Was heisst das konkret?
Wir fragen uns im Rahmen des sogenannten «Operativen Controlling» zum Beispiel: Wie viele Fälle oder Konsultationen haben wir in einem Fachbereich X oder Y? Dann bringen wir diese und weitere Daten mit den Finanzzahlen in einen Zusammenhang. So können wir die Entwicklung nachvollziehen oder erst verstehen. Das können wir anhand der reinen Zahlen der Finanzbuchhaltung noch nicht.
Wieso ist das für einen Spitalbetrieb so wichtig?
Die öffentliche, mediale Diskussion um die Gesundheitskosten und Tarife hat in den vergangenen Jahren immer mehr Fahrt aufgenommen und wird uns noch lange begleiten. Insofern ist es umso wichtiger, dass wir für uns sichtbar machen und beurteilen, wie gut es einem bestimmten Fachgebiet oder einer Klinik finanziell geht: Sollen oder müssen wir unsere Dienstleistungen anpassen? Wo können wir optimieren?
Wir stellen unsere Daten der Geschäftsoder in unserem Fall der Spitalleitung als Entscheidungsgrundlage zur Verfügung. Sie werden so zum Steuerungstool.
Gibt es nebst den internen auch externe Adressaten?
Die gibt es und sie sind zahlreich. Wir müssen einerseits unseren Verbandsgemeinden, andererseits diversen Behörden – zum Beispiel der Gesundheitsdirektion – und darüber hinaus verschiedenen Regulatoren, Geldgebern, Verbänden etc. Rechenschaft ablegen. Dies jeweils sehr detailliert und vertieft sowie nach insgesamt drei Rechnungslegungsstandards.
Was heisst das?
Das bedeutet, dass wir die gleichen Zahlen nach drei verschiedenen Vorgaben anders aufbereiten müssen. Das ist sehr aufwändig und intensiv. Die diversen Jahresabschlüsse beschäftigen uns während rund eines halben Jahres mit Vorbereiten, Aufbereiten und Nachbereiten.
Welche Eigenschaften muss eine Controllerin, ein Controller mitbringen?
Sicherlich betriebswirtschaftliches und vernetztes Denken. Und eine grosse Neugier und Offenheit für das Unternehmen und die Branche, in dem sie oder er arbeitet. Ohne geht es nicht, denn damit wir unsere Aufgaben seriös erfüllen können, sind wir mit allen Stellen im Haus im Austausch. Wir stellen dabei Fragen, liefern Antworten oder analysieren Prozesse, damit wir den Betrieb so genau wie möglich verstehen und abbilden können. Entsprechend hilft es, wenn ein Grundverständnis für das Gesundheitswesen oder ein Grundinteresse für die Spitallandschaft vorhanden ist. Weitere wichtige Eigenschaften sind Eigeninitiative und ein konstanter Lernwille.
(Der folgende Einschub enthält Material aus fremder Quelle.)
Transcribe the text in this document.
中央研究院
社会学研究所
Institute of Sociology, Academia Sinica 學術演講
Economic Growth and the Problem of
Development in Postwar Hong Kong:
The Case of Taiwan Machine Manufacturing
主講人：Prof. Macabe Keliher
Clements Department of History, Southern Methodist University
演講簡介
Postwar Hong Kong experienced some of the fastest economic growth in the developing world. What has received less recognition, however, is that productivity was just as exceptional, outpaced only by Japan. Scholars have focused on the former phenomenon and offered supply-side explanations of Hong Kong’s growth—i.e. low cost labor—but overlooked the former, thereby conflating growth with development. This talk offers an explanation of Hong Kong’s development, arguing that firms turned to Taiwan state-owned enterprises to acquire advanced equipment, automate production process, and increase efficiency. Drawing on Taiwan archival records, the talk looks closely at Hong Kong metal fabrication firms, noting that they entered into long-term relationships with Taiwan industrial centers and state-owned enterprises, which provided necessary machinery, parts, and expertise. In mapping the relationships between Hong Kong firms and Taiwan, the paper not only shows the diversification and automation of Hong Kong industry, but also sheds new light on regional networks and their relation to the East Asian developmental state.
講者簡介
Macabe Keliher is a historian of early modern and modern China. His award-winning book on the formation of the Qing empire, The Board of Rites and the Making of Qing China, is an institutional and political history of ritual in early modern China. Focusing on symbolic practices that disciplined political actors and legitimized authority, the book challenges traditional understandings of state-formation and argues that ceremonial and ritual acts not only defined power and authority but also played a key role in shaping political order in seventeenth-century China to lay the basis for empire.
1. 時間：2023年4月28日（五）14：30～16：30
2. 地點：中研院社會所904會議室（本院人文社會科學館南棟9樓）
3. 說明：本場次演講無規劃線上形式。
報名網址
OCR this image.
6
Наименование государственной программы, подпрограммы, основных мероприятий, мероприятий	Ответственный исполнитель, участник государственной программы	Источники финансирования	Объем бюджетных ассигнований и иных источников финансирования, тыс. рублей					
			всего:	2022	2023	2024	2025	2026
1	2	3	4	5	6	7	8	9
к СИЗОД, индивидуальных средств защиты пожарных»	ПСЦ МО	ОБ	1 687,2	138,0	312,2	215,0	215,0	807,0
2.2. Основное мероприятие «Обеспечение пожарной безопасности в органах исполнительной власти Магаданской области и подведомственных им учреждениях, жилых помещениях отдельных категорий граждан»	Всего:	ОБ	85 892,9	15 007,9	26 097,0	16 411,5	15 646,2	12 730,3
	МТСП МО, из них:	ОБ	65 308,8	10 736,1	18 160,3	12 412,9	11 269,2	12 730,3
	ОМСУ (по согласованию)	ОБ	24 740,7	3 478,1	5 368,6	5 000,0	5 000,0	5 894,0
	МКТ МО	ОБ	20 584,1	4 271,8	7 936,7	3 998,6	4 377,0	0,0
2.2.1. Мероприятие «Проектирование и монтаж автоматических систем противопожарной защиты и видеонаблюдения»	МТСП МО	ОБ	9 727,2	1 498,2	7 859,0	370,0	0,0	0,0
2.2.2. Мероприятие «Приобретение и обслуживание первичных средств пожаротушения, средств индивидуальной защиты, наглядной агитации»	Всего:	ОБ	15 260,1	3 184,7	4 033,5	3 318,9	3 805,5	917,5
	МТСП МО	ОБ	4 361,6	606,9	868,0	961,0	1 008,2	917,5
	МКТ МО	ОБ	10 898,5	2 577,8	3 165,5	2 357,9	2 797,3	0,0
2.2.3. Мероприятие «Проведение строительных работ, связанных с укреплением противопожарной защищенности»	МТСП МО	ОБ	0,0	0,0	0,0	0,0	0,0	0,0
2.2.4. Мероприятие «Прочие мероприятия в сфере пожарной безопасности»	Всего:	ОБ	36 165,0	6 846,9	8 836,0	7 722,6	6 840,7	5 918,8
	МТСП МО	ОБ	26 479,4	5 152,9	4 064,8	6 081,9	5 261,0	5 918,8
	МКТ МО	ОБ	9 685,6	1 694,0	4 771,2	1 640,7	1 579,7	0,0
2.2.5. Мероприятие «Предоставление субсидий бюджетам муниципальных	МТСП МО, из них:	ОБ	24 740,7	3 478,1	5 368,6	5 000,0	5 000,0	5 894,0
Welches ist der grösste Wandel, den Sie in Ihrem Berufsleben miterlebt haben?
Auf jeden Fall die Einführung der stationären Fallpauschalen 2012. Vorher gab es Tages- und Klinik-Pauschalen: Für alle stationären Fälle einer Klinik gab es die gleiche Pauschale plus Tagespauschale pro Aufenthaltstag. Dass es nun
gewichtete Fallpauschalen anhand von bestimmten Kriterien wie Hauptdiagnose, Nebendiagnosen und weiteren Faktoren gibt, veränderte das Spitalumfeld grundlegend. Einen weiteren grossen Impact hatte 2018 der Umzug ins neue Spitalgebäude und 2019 die Regelung «ambulant vor stationär».
Was gefällt Ihnen im LIMMI besonders gut?
Für meinen Job hat es wirklich die ideale Grösse. Ich war zuerst in einem Spital mit damals rund 800 Betten, danach in einem Spital mit rund 50 Betten. Beides hatte seine Vor- und Nachteile. Im LIMMI kam alles wie perfekt zusammen. Einerseits werde ich hier als Mitarbeiter wirklich wahrgenommen und andererseits hat das LIMMI hinsichtlich Infrastruktur und Prozessen eine ideale Grösse, damit man tatsächlich mitwirken und dabei gleichzeitig den Überblick behalten kann.
«Das LIMMI hat hinsichtlich Infrastruktur und Prozessen eine ideale Grösse für mich.»
Was wünschen Sie dem LIMMI für die Zukunft?
Dass die Menschen, Mitarbeitenden, Abteilungen und Kliniken weiterhin so gut und gerne zusammenarbeiten. Und was wünschen Sie sich für Ihre Zukunft? Sie war schon immer wichtig, wird aber in meinem Alter noch etwas wichtiger: die Gesundheit. Mit ihr ist schon vieles möglich.
Herzlichen Dank und alles Gute, Herr Sigrist! Wir konnten in Ihrem umfangreichen Fachgebiet nur an der Oberfläche kratzen, es war jedoch auf jeden Fall sehr spannend.